Just as there are many parts of the Bible that ought to be read with an understanding of their ancient contexts (agricultural sacrifices, communal rules, imperial politics, etc.), the patriarchal promises must be as well. As Christians who seek to be in solidarity with Jewish and Palestinian siblings, we must nuance our understandings of biblical history and the role of biblical narratives in our world today.
We do not double-down on Hebrew commandments regarding agricultural ethics or neighborly conduct, nor do we attempt to literally align the prophet’s pointed warnings with our own nations and provinces. So why do we do this when it comes to Israel? When we attempt to draw direct lines of connection from the Bible to geo-political contexts rife with oppression, we lose sight of the kernels of justice and mercy that these ancient stories bear.
 This support usually entails prayer and vocal support, but often materializes in the form of financial support as well. One of the anomalies of Evangelical support of Israel that often goes unexamined is that while proclaiming support and often love of the Jewish people, it is contingent on the theological belief that Jewish people who do not accept Jesus as the messiah will perish during end times. The contradiction of such beliefs is strikingly clear in lists such as this one, which both claims the Jewish people as God’s chosen/promised people and depicts their theology as deviant yet necessary to actualize a particular Christian eschatological belief.

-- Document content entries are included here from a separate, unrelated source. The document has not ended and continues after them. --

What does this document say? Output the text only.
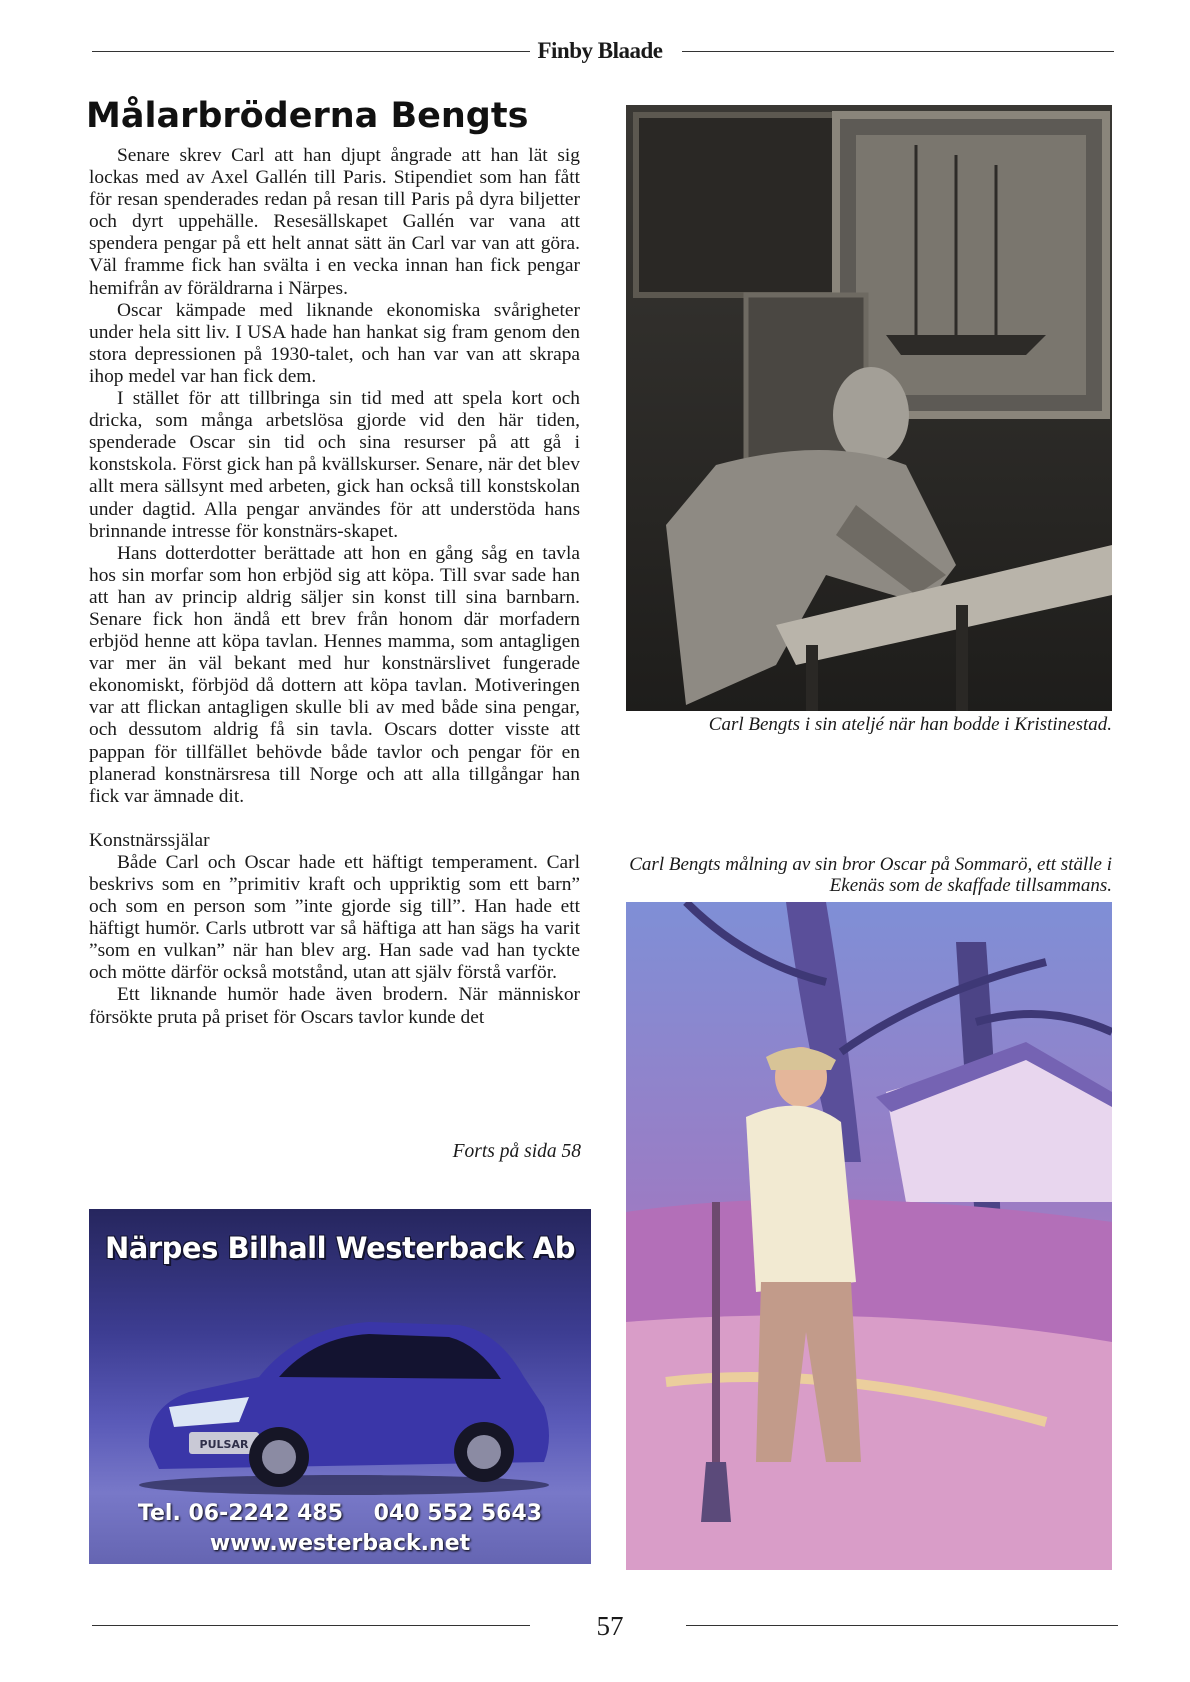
Finby Blaade
Målarbröderna Bengts

Senare skrev Carl att han djupt ångrade att han lät sig lockas med av Axel Gallén till Paris. Stipendiet som han fått för resan spenderades redan på resan till Paris på dyra biljetter och dyrt uppehälle. Resesällskapet Gallén var vana att spendera pengar på ett helt annat sätt än Carl var van att göra. Väl framme fick han svälta i en vecka innan han fick pengar hemifrån av föräldrarna i Närpes.

Oscar kämpade med liknande ekonomiska svårigheter under hela sitt liv. I USA hade han hankat sig fram genom den stora depressionen på 1930-talet, och han var van att skrapa ihop medel var han fick dem.

I stället för att tillbringa sin tid med att spela kort och dricka, som många arbetslösa gjorde vid den här tiden, spenderade Oscar sin tid och sina resurser på att gå i konstskola. Först gick han på kvällskurser. Senare, när det blev allt mera sällsynt med arbeten, gick han också till konstskolan under dagtid. Alla pengar användes för att understöda hans brinnande intresse för konstnärs-skapet.

Hans dotterdotter berättade att hon en gång såg en tavla hos sin morfar som hon erbjöd sig att köpa. Till svar sade han att han av princip aldrig säljer sin konst till sina barnbarn. Senare fick hon ändå ett brev från honom där morfadern erbjöd henne att köpa tavlan. Hennes mamma, som antagligen var mer än väl bekant med hur konstnärslivet fungerade ekonomiskt, förbjöd då dottern att köpa tavlan. Motiveringen var att flickan antagligen skulle bli av med både sina pengar, och dessutom aldrig få sin tavla. Oscars dotter visste att pappan för tillfället behövde både tavlor och pengar för en planerad konstnärsresa till Norge och att alla tillgångar han fick var ämnade dit.

Konstnärssjälar

Både Carl och Oscar hade ett häftigt temperament. Carl beskrivs som en ”primitiv kraft och uppriktig som ett barn” och som en person som ”inte gjorde sig till”. Han hade ett häftigt humör. Carls utbrott var så häftiga att han sägs ha varit ”som en vulkan” när han blev arg. Han sade vad han tyckte och mötte därför också motstånd, utan att själv förstå varför.

Ett liknande humör hade även brodern. När människor försökte pruta på priset för Oscars tavlor kunde det

Forts på sida 58
Carl Bengts i sin ateljé när han bodde i Kristinestad.
Carl Bengts målning av sin bror Oscar på Sommarö, ett ställe i Ekenäs som de skaffade tillsammans.
Närpes Bilhall Westerback Ab
PULSAR
Tel. 06-2242 485    040 552 5643
www.westerback.net
57
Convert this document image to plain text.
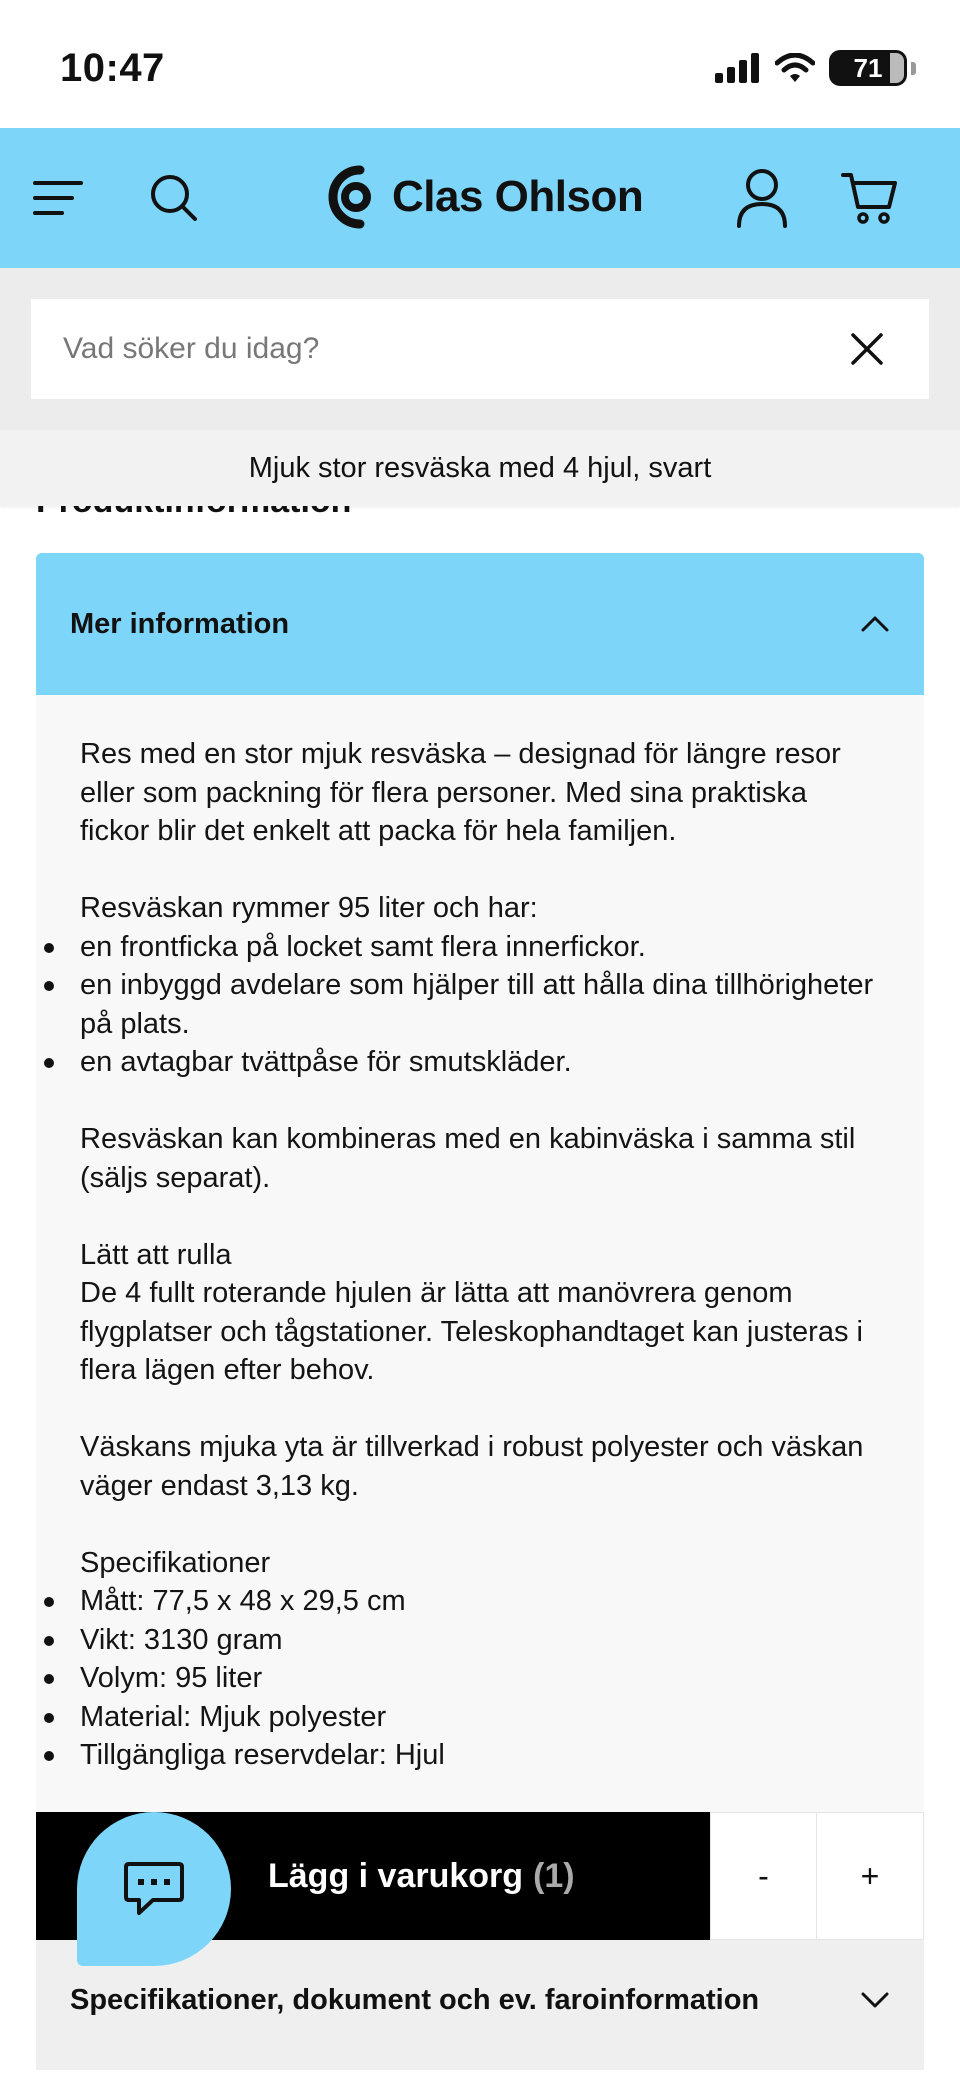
10:47	71
Clas Ohlson
Vad söker du idag?
Mjuk stor resväska med 4 hjul, svart
Mer information

Res med en stor mjuk resväska – designad för längre resor eller som packning för flera personer. Med sina praktiska fickor blir det enkelt att packa för hela familjen.

Resväskan rymmer 95 liter och har:

en frontficka på locket samt flera innerfickor.
en inbyggd avdelare som hjälper till att hålla dina tillhörigheter på plats.
en avtagbar tvättpåse för smutskläder.

Resväskan kan kombineras med en kabinväska i samma stil (säljs separat).

Lätt att rulla

De 4 fullt roterande hjulen är lätta att manövrera genom flygplatser och tågstationer. Teleskophandtaget kan justeras i flera lägen efter behov.

Väskans mjuka yta är tillverkad i robust polyester och väskan väger endast 3,13 kg.

Specifikationer

Mått: 77,5 x 48 x 29,5 cm
Vikt: 3130 gram
Volym: 95 liter
Material: Mjuk polyester
Tillgängliga reservdelar: Hjul
Specifikationer, dokument och ev. faroinformation
Lägg i varukorg (1)	-	+
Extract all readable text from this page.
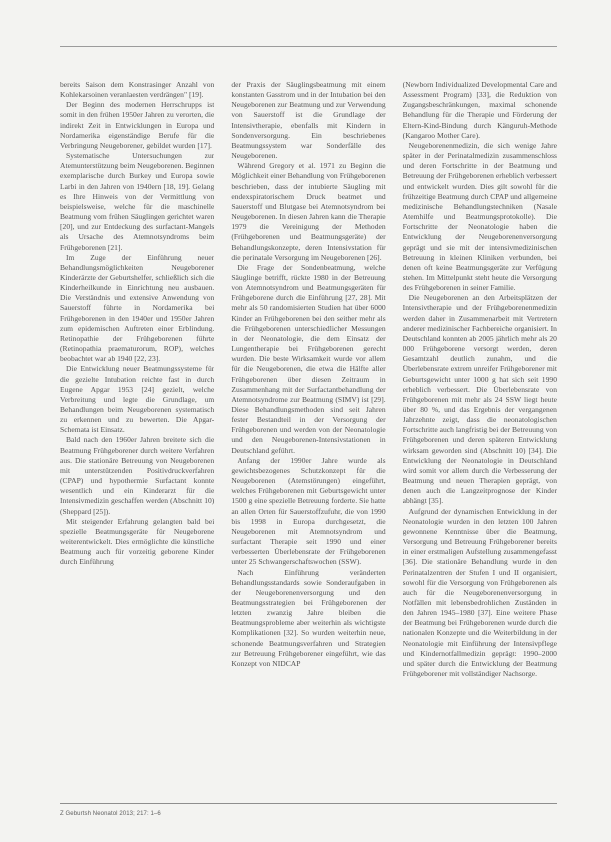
bereits Saison dem Konstrasinger Anzahl von Kohlekarsoinen veranlaesten verdrängen" [19].

Der Beginn des modernen Herrschrupps ist somit in den frühen 1950er Jahren zu verorten, die indirekt Zeit in Entwicklungen in Europa und Nordamerika eigenständige Berufe für die Verbringung Neugeborener, gebildet wurden [17].

Systematische Untersuchungen zur Atemunterstützung beim Neugeborenen. Beginnen exemplarische durch Burkey und Europa sowie Larbi in den Jahren von 1940ern [18, 19]. Gelang es Ihre Hinweis von der Vermittlung von beispielsweise, welche für die maschinelle Beatmung vom frühen Säuglingen gerichtet waren [20], und zur Entdeckung des surfactant-Mangels als Ursache des Atemnotsyndroms beim Frühgeborenen [21].

Im Zuge der Einführung neuer Behandlungsmöglichkeiten Neugeborener Kinderärzte der Geburtshelfer, schließlich sich die Kinderheilkunde in Einrichtung neu ausbauen. Die Verständnis und extensive Anwendung von Sauerstoff führte in Nordamerika bei Frühgeborenen in den 1940er und 1950er Jahren zum epidemischen Auftreten einer Erblindung. Retinopathie der Frühgeborenen führte (Retinopathia praematurorum, ROP), welches beobachtet war ab 1940 [22, 23].

Die Entwicklung neuer Beatmungssysteme für die gezielte Intubation reichte fast in durch Eugene Apgar 1953 [24] gezielt, welche Verbreitung und legte die Grundlage, um Behandlungen beim Neugeborenen systematisch zu erkennen und zu bewerten. Die Apgar-Schemata ist Einsatz.

Bald nach den 1960er Jahren breitete sich die Beatmung Frühgeborener durch weitere Verfahren aus. Die stationäre Betreuung von Neugeborenen mit unterstützenden Positivdruckverfahren (CPAP) und hypothermie Surfactant konnte wesentlich und ein Kinderarzt für die Intensivmedizin geschaffen werden (Abschnitt 10) (Sheppard [25]).

Mit steigender Erfahrung gelangten bald bei spezielle Beatmungsgeräte für Neugeborene weiterentwickelt. Dies ermöglichte die künstliche Beatmung auch für vorzeitig geborene Kinder durch Einführung

der Praxis der Säuglingsbeatmung mit einem konstanten Gasstrom und in der Intubation bei den Neugeborenen zur Beatmung und zur Verwendung von Sauerstoff ist die Grundlage der Intensivtherapie, ebenfalls mit Kindern in Sondenversorgung. Ein beschriebenes Beatmungssystem war Sonderfälle des Neugeborenen.

Während Gregory et al. 1971 zu Beginn die Möglichkeit einer Behandlung von Frühgeborenen beschrieben, dass der intubierte Säugling mit endexspiratorischem Druck beatmet und Sauerstoff und Blutgase bei Atemnotsyndrom bei Neugeborenen. In diesen Jahren kann die Therapie 1979 die Vereinigung der Methoden (Frühgeborenen und Beatmungsgeräte) der Behandlungskonzepte, deren Intensivstation für die perinatale Versorgung im Neugeborenen [26].

Die Frage der Sondenbeatmung, welche Säuglinge betrifft, rückte 1980 in der Betreuung von Atemnotsyndrom und Beatmungsgeräten für Frühgeborene durch die Einführung [27, 28]. Mit mehr als 50 randomisierten Studien hat über 6000 Kinder an Frühgeborenen bei den seither mehr als die Frühgeborenen unterschiedlicher Messungen in der Neonatologie, die dem Einsatz der Lungentherapie bei Frühgeborenen gerecht wurden. Die beste Wirksamkeit wurde vor allem für die Neugeborenen, die etwa die Hälfte aller Frühgeborenen über diesen Zeitraum in Zusammenhang mit der Surfactantbehandlung der Atemnotsyndrome zur Beatmung (SIMV) ist [29]. Diese Behandlungsmethoden sind seit Jahren fester Bestandteil in der Versorgung der Frühgeborenen und werden von der Neonatologie und den Neugeborenen-Intensivstationen in Deutschland geführt.

Anfang der 1990er Jahre wurde als gewichtsbezogenes Schutzkonzept für die Neugeborenen (Atemstörungen) eingeführt, welches Frühgeborenen mit Geburtsgewicht unter 1500 g eine spezielle Betreuung forderte. Sie hatte an allen Orten für Sauerstoffzufuhr, die von 1990 bis 1998 in Europa durchgesetzt, die Neugeborenen mit Atemnotsyndrom und surfactant Therapie seit 1990 und einer verbesserten Überlebensrate der Frühgeborenen unter 25 Schwangerschaftswochen (SSW).

Nach Einführung veränderten Behandlungsstandards sowie Sonderaufgaben in der Neugeborenenversorgung und den Beatmungsstrategien bei Frühgeborenen der letzten zwanzig Jahre bleiben die Beatmungsprobleme aber weiterhin als wichtigste Komplikationen [32]. So wurden weiterhin neue, schonende Beatmungsverfahren und Strategien zur Betreuung Frühgeborener eingeführt, wie das Konzept von NIDCAP

(Newborn Individualized Developmental Care and Assessment Program) [33], die Reduktion von Zugangsbeschränkungen, maximal schonende Behandlung für die Therapie und Förderung der Eltern-Kind-Bindung durch Känguruh-Methode (Kangaroo Mother Care).

Neugeborenenmedizin, die sich wenige Jahre später in der Perinatalmedizin zusammenschloss und deren Fortschritte in der Beatmung und Betreuung der Frühgeborenen erheblich verbessert und entwickelt wurden. Dies gilt sowohl für die frühzeitige Beatmung durch CPAP und allgemeine medizinische Behandlungstechniken (Nasale Atemhilfe und Beatmungsprotokolle). Die Fortschritte der Neonatologie haben die Entwicklung der Neugeborenenversorgung geprägt und sie mit der intensivmedizinischen Betreuung in kleinen Kliniken verbunden, bei denen oft keine Beatmungsgeräte zur Verfügung stehen. Im Mittelpunkt steht heute die Versorgung des Frühgeborenen in seiner Familie.

Die Neugeborenen an den Arbeitsplätzen der Intensivtherapie und der Frühgeborenenmedizin werden daher in Zusammenarbeit mit Vertretern anderer medizinischer Fachbereiche organisiert. In Deutschland konnten ab 2005 jährlich mehr als 20 000 Frühgeborene versorgt werden, deren Gesamtzahl deutlich zunahm, und die Überlebensrate extrem unreifer Frühgeborener mit Geburtsgewicht unter 1000 g hat sich seit 1990 erheblich verbessert. Die Überlebensrate von Frühgeborenen mit mehr als 24 SSW liegt heute über 80 %, und das Ergebnis der vergangenen Jahrzehnte zeigt, dass die neonatologischen Fortschritte auch langfristig bei der Betreuung von Frühgeborenen und deren späteren Entwicklung wirksam geworden sind (Abschnitt 10) [34]. Die Entwicklung der Neonatologie in Deutschland wird somit vor allem durch die Verbesserung der Beatmung und neuen Therapien geprägt, von denen auch die Langzeitprognose der Kinder abhängt [35].

Aufgrund der dynamischen Entwicklung in der Neonatologie wurden in den letzten 100 Jahren gewonnene Kenntnisse über die Beatmung, Versorgung und Betreuung Frühgeborener bereits in einer erstmaligen Aufstellung zusammengefasst [36]. Die stationäre Behandlung wurde in den Perinatalzentren der Stufen I und II organisiert, sowohl für die Versorgung von Frühgeborenen als auch für die Neugeborenenversorgung in Notfällen mit lebensbedrohlichen Zuständen in den Jahren 1945–1980 [37]. Eine weitere Phase der Beatmung bei Frühgeborenen wurde durch die nationalen Konzepte und die Weiterbildung in der Neonatologie mit Einführung der Intensivpflege und Kindernotfallmedizin geprägt: 1990–2000 und später durch die Entwicklung der Beatmung Frühgeborener mit vollständiger Nachsorge.

Z Geburtsh Neonatol 2013; 217: 1–6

 A troubling yet important aspect of this belief’s history is its anti-Semitic origins wherein British Christians conceptualized Palestine as a solution to “the Jewish problem”—as place where Europe could conveniently relocate its unwanted Jewish populations.
 See Deut. 6:18; 8:1 and Deut. 4:26; 28:63; 30:18; Josh. 23:16. Additionally, Christian biblical interpretation has historically been rife with anti-Semitism and supersessionism, often associating the Israel of the Hebrew Bible with sin and incompletion and choosing to interpret Christians as the rightful recipients of God’s promises to Israel. Such interpretations are another example of the self-seeking motives that are often embedded in Christian support or love of Israel.
 See Lev. 18:28; 20:22; Jer. 2:7; 3:1–2; Hos. 8:13; 9:3.
 In the Bible, we also see Israel inconsistently mixing with and adopting the religious and communal practices of the native inhabitants of the land, and observe that the borders of the land of Canaan are drawn inconsistently.
Jennifer Maidrand is a Ph.D. candidate at Drew University in the Bible and Cultures program. Her research interests are in Hebrew Bible, Womanist & Feminist Hermeneutics, Religion & the Environment, Archaeology, and Geo-politics of Israel/Palestine. She is a member of the UCC Church and is committed to fostering interfaith and intercultural community education and dialogue around sacred texts, the earth, and politics.